Na tarde de quinta-feira (24), o médico Marcelo Maia, 67, estava em seu turno no Hospital Metropolitano de Várzea Grande (MT), referência estadual para o tratamento de casos graves da Covid-19, quando acompanhou a conversa de um paciente com a família em um tablet.

O diálogo, que contou com o apoio de uma psicóloga, deixou os familiares esperançosos. “Menos de meia hora depois ele desestabilizou e teve que ir para a UTI”, conta Maia, que também atende na emergência do Hospital Municipal de Cuiabá e na UPA (Unidade de Pronto Atendimento) Morada do Ouro, também na capital mato-grossense.

Casos como o que o médico presenciou são rotina na vida de profissionais da saúde desde o início da pandemia do coronavírus, em fevereiro. Agora, porém, o problema ganhou companhia: doenças respiratórias provocadas ou intensificadas pelas queimadas no Pantanal, na Amazônia e no cerrado.

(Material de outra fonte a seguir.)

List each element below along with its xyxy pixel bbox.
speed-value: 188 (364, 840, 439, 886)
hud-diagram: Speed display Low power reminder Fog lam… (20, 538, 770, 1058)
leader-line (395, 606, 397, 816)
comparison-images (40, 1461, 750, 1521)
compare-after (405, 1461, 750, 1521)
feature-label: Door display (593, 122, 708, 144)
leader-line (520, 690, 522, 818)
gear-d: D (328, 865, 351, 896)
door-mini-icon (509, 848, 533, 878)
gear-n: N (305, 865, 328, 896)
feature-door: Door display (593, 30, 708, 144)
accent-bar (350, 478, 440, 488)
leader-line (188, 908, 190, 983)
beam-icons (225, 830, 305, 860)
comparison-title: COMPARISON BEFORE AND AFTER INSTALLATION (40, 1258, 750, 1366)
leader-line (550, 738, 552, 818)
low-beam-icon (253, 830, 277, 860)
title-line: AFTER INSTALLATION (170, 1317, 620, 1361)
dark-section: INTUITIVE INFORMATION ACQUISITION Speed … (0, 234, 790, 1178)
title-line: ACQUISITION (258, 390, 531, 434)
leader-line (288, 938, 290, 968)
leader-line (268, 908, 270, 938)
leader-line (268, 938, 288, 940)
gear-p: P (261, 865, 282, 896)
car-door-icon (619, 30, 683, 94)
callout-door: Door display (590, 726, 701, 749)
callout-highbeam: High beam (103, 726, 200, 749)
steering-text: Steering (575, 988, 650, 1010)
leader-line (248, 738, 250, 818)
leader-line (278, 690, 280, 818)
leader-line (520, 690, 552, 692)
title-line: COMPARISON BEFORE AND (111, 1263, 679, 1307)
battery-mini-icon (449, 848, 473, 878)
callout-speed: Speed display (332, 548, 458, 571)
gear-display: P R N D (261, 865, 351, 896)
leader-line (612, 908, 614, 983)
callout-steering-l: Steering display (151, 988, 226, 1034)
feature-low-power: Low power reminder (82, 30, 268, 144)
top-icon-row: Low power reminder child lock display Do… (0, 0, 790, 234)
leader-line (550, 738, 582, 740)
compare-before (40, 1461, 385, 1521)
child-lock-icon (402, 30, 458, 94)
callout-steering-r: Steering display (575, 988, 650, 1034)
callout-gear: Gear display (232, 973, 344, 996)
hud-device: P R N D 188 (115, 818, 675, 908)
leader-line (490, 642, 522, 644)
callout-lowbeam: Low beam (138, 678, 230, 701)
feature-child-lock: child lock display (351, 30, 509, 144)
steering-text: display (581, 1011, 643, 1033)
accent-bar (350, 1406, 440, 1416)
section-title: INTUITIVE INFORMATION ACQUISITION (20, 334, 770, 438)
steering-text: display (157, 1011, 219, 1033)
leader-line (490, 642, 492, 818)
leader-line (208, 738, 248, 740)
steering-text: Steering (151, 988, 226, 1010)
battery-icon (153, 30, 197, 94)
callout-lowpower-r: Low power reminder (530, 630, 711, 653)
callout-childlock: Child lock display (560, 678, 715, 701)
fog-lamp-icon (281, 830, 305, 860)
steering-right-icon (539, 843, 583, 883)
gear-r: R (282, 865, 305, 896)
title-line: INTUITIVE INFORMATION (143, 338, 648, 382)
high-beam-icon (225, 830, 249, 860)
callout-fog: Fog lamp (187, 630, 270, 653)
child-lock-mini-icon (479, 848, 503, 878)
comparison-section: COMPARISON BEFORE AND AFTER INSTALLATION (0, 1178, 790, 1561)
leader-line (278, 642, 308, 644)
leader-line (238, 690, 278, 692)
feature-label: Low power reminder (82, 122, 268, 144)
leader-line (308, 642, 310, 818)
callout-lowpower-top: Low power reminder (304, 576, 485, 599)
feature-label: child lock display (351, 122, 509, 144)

“Estou há oito anos em Cuiabá, nunca vi tanta fumaça como agora. Essa fumaça traz consequências graves para a saúde das pessoas. A intoxicação é muito pesada”, afirma o médico, que contraiu Covid-19 em junho, ficou 20 dias afastado e perdeu dez quilos.

As máscaras usadas para prevenir a Covid-19 agora evitam também a fuligem que tem agravado os problemas respiratórios na cidade.

No último dia 15, Cuiabá registrou 738 ppm (partes por milhão) de monóxido de carbono, quando o máximo aceitável, segundo especialistas, são 50 ppm —os dados foram levantados pelo Lapis (Laboratório de Análise e Processamentos de Imagens de Satélite) a pedido do Uol.

Além do monóxido de carbono, a fumaça das queimadas carrega o chamado “material particulado”, um elemento ainda mais tóxico. Os efeitos na saúde da população são imediatos.

Apenas em Cuiabá, a capital mato-grossense, foram registrados 1.889 casos de Síndrome Respiratória Aguda Grave (SRAG) e Síndromes Gripais (SG) de 14 a 19 de setembro, um aumento de 6,8% em relação à semana anterior. Os dados são do Boletim Epidemiológico da Secretaria de Saúde de Cuiabá.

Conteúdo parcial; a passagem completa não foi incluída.